Hard-Fi: Once Upon a Time in the West

Hard-Fi
Once Upon a Time in the West
Atlantic
2007-09-18

Remember all the way back to 2005? Guitar pop sounded fresh again, in a way that it hadn’t for quite some time. Great debut records were springing forth from bands on both sides of the Atlantic. Kaiser Chiefs, The Bravery, Maxïmo Park, Clap Your Hands Say Yeah, Bloc Party, and Middlesex, England’s Hard-Fi were all part of a revolution that seems to be fizzling already, even though it just began. The best of these acts have released albums this year that are almost as good as their first efforts. So, in a way, I suppose it’s a victory for Hard-Fi that their sophomore CD, Once Upon a Time in the West, is just a notch below their very good debut, Stars of CCTV (my PopMatters review).

My biggest beef with the new album is a complaint I hate to make and one, which I think, is used far too frequently. It’s over-produced. Now, I happen to be a big fan of big production, but only when it makes for an overall improvement over the little budget option. Hard-Fi recorded Stars of CCTV on their own, renting space in a warehouse and plugging into a PC. While lots of artists make music that way nowadays, few such LPs hit #1 on the UK charts and go double platinum. Was the band really trying to shoot higher? Regardless of motivation, the credits for production, mixing, guest instrumentalists, and so on comprise the majority of the liner notes for Once Upon a Time in the West.

Really, though, aside from a little extra sheen, not much has changed for Hard-Fi in the past two years. Most of the band’s contemporaries adopted a harder edge for the second albums, but Hard-Fi have stuck to what worked for them last time around. Take the scrappy, reggae-tinged, new wavy rock of late-era Clash and then pump up that sound with the arena-sized anthems of Oasis-style Britpop. “I Shall Overcome” encapsulates this formula perfectly, as Augustus Pablo-vian melodica melodies in the verses give way to surging power chords on the choruses. It’s a terrific combo, and the song is a winner.

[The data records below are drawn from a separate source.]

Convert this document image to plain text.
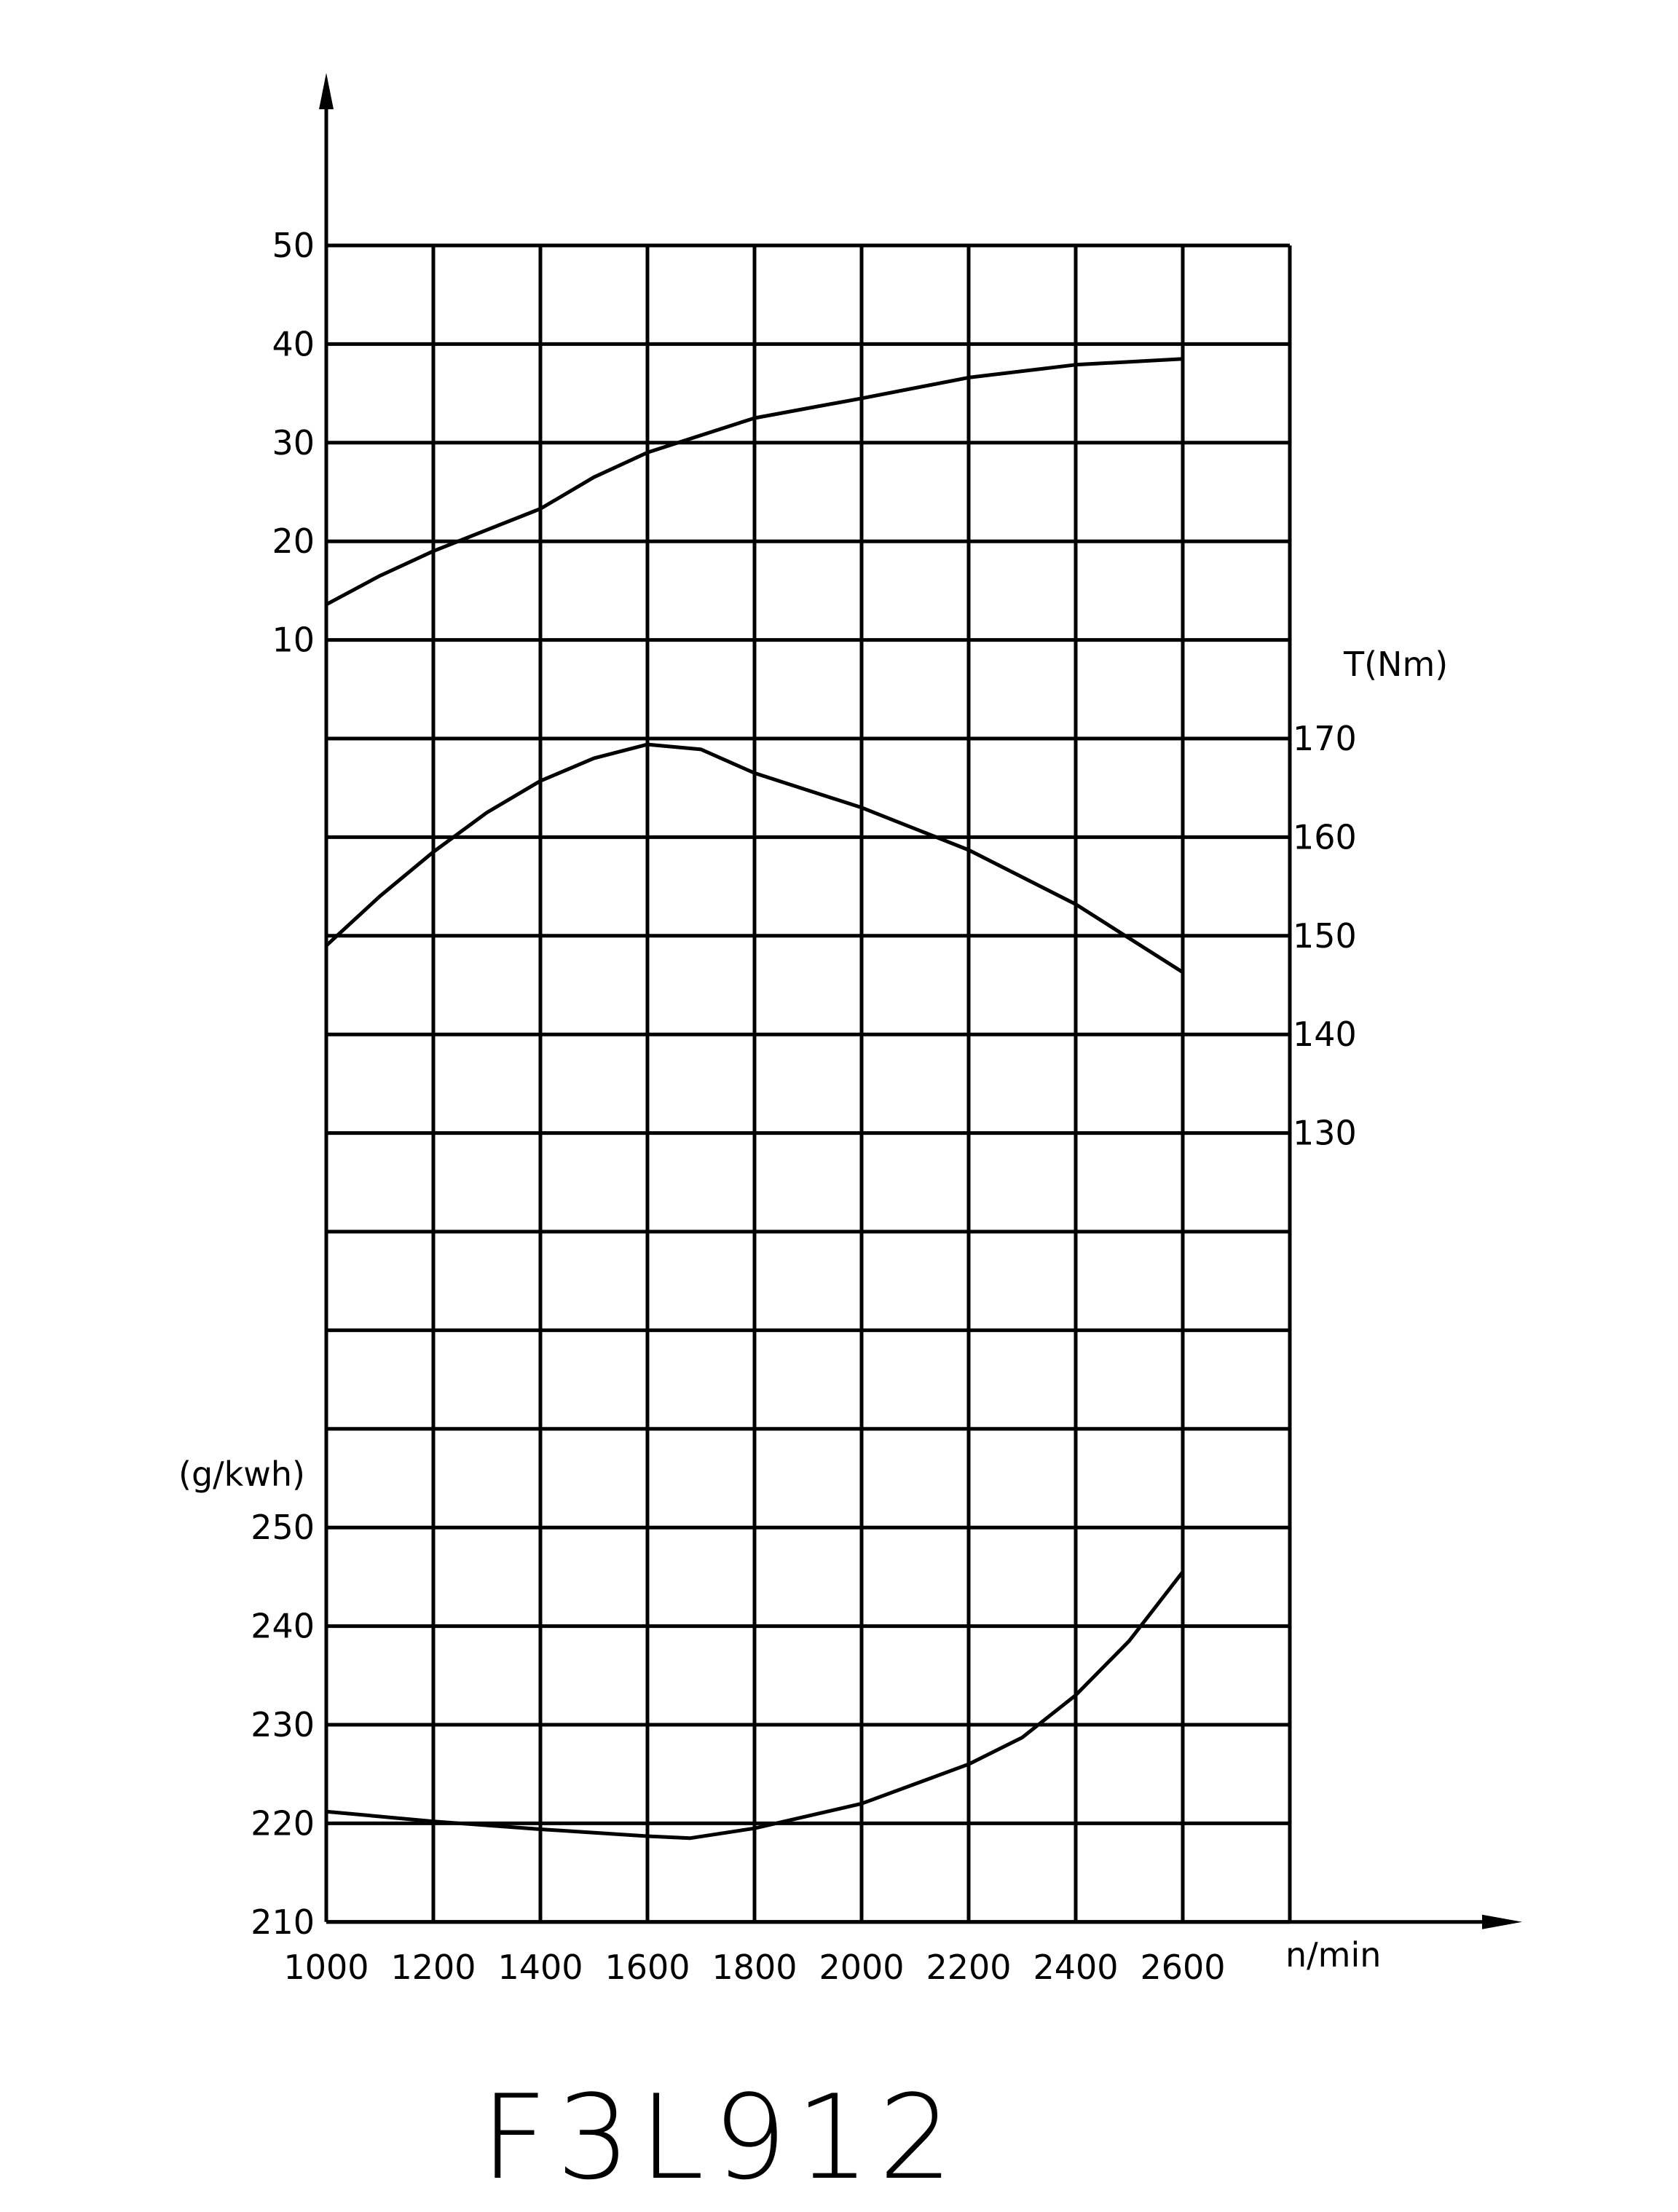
1000 1200 1400 1600 1800 2000 2200 2400 2600
10
20
30
40
50
130
140
150
160
170
210
220
230
240
250
T(Nm)
(g/kwh)
n/min
F3L912
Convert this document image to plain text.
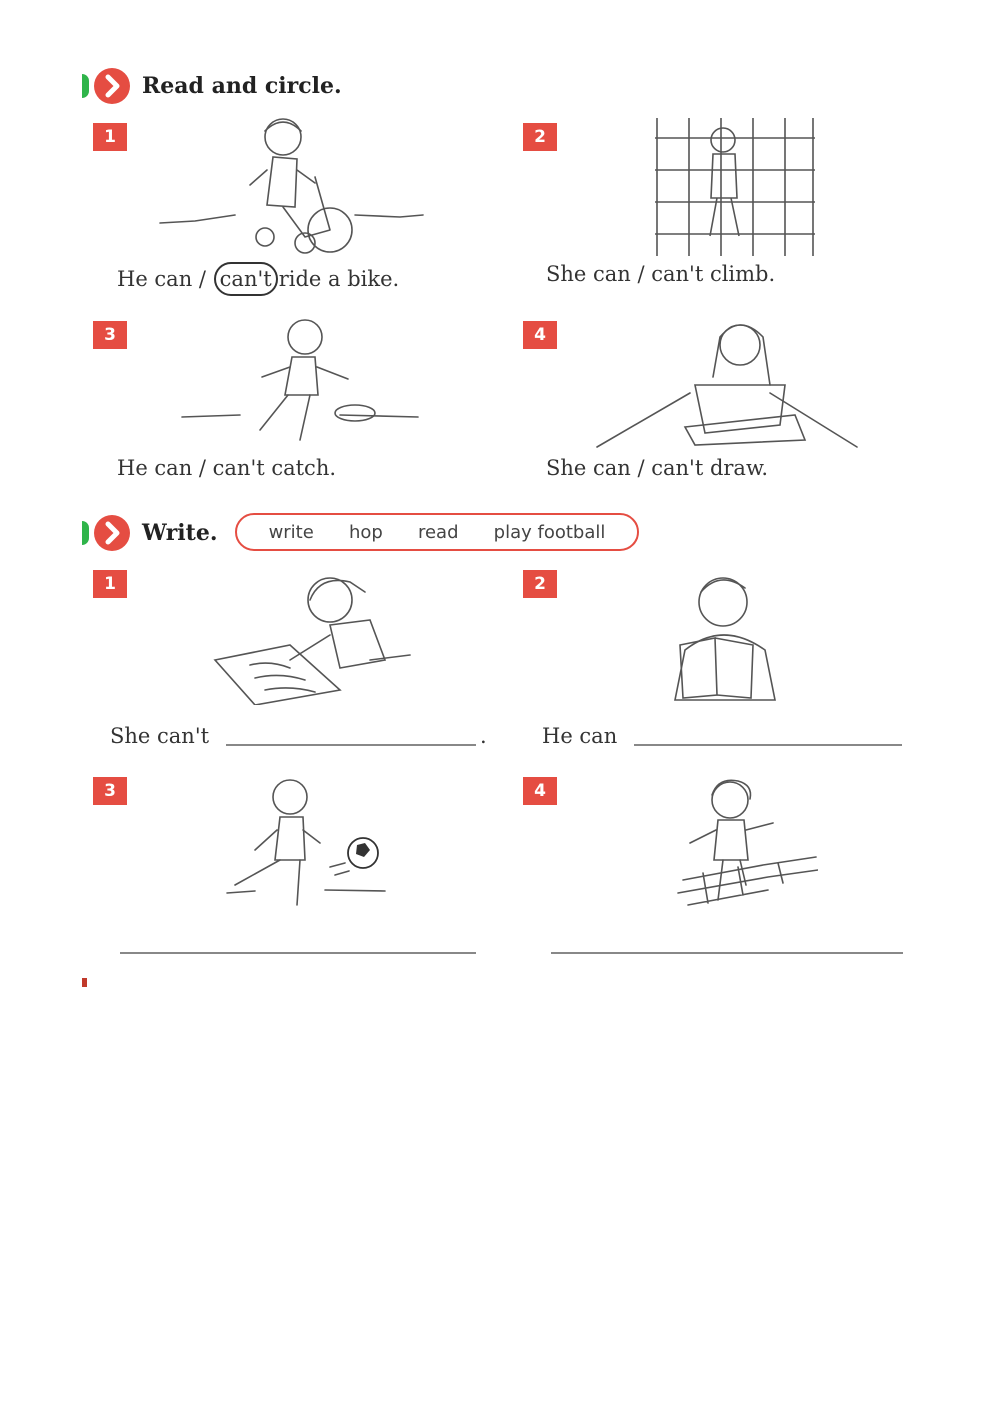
Read and circle.
1
He can / can't ride a bike.
2
She can / can't climb.
3
He can / can't catch.
4
She can / can't draw.
Write.	write hop read play football
1
She can't	.
2
He can
3	4
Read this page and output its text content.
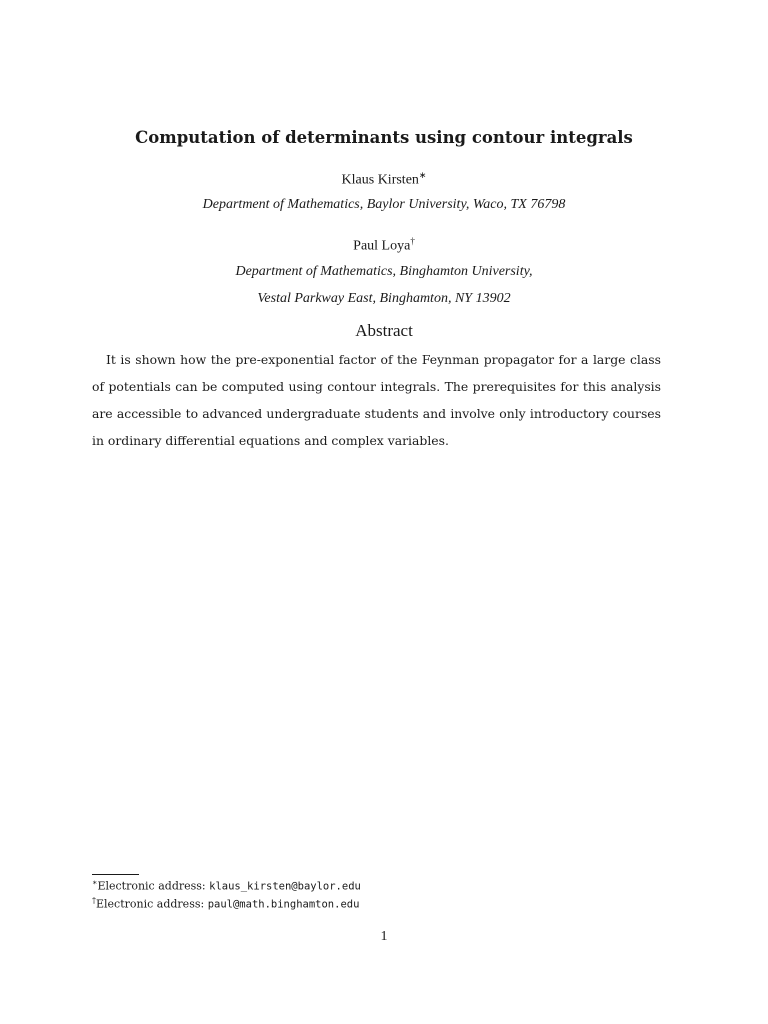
Computation of determinants using contour integrals
Klaus Kirsten∗
Department of Mathematics, Baylor University, Waco, TX 76798
Paul Loya†
Department of Mathematics, Binghamton University,
Vestal Parkway East, Binghamton, NY 13902
Abstract
It is shown how the pre-exponential factor of the Feynman propagator for a large class of potentials can be computed using contour integrals. The prerequisites for this analysis are accessible to advanced undergraduate students and involve only introductory courses in ordinary differential equations and complex variables.
∗Electronic address: klaus_kirsten@baylor.edu
†Electronic address: paul@math.binghamton.edu
1
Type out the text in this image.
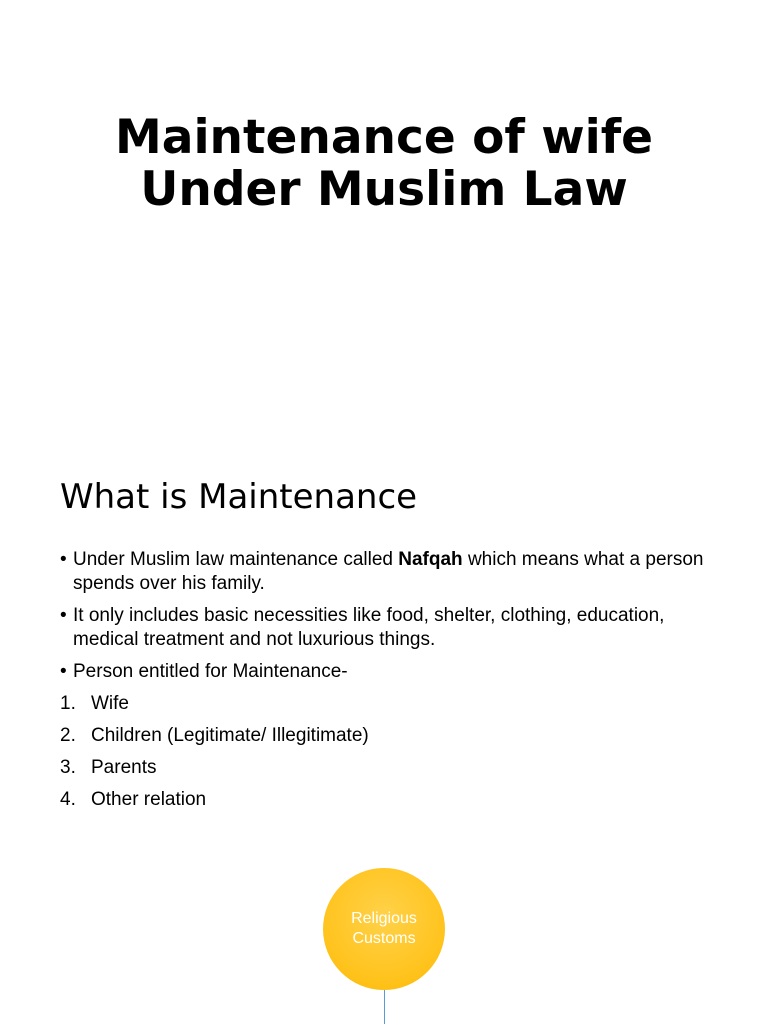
Maintenance of wife
Under Muslim Law
What is Maintenance
• Under Muslim law maintenance called Nafqah which means what a person spends over his family.
• It only includes basic necessities like food, shelter, clothing, education, medical treatment and not luxurious things.
• Person entitled for Maintenance-
1. Wife
2. Children (Legitimate/ Illegitimate)
3. Parents
4. Other relation
Religious Customs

Lead single “Suburban Knights” works a similar vein, only with maybe a little more muscle than charm. “Watch Me Fall Apart” is another highlight, using the orchestral-synth melodrama of Pet Shop Boys behind Richard Archer’s resigned and bitter vocals. “I Close My Eyes” is the biggest leap forward for the band, revealing a group capable of rocking with loose swagger one second and then falling into a tight arrangement of vocal harmonies the next. “Television” is a fun track, but it’s so greatly indebted to London Calling-period Clash that I would swear Hard-Fi ripped ’em off … except I can’t actually find the evidence to support this little theory of mine. Oh, you win this time, Archer. But I’m watching you pal.

“Can’t Get Along (Without You)” sounds like the Jam with too much extra stuff going on. Lightly bobbing along, “Help Me Please”, on the other hand, is guilty only of being boring. In fact, the latter half of the album is generally weaker. Happily, “We Need Love”, with its sexy bass pulse, keeps the groove alive. But then its follow-up track, the overblown “Little Angel”, comes charging in like a water buffalo on steroids and kills the mood. Closing track “The King” is the CD’s ballad, but its sappy strings can’t hold a candle to CCTV‘s more spare and heartfelt “Move on Now”.

It’s been said many times before, but less is often more. It’s an axiom that, ironically, bears repeating. (The more you hear it, the more likely you might be to opt for less instead of more, thereby yielding more rather than less.) Hard-Fi probably felt invincible after their deserved success with Stars of CCTV. Not surprisingly, they shot for the moon on album number two.

Some of the tracks here are excellent and match the group’s earlier efforts, but a fair-sized chunk of the songs aren’t quite as good as what their debut offered, and these tracks certainly aren’t bolstered by the heavy arrangements and slick production given to them. Still, the album’s strong first half and the great appeal of Richard Archer’s voice nudge Once Upon a Time in the West past the midline of the bell curve. Hey, for a sophomore album released in 2007, above average is pretty darn good.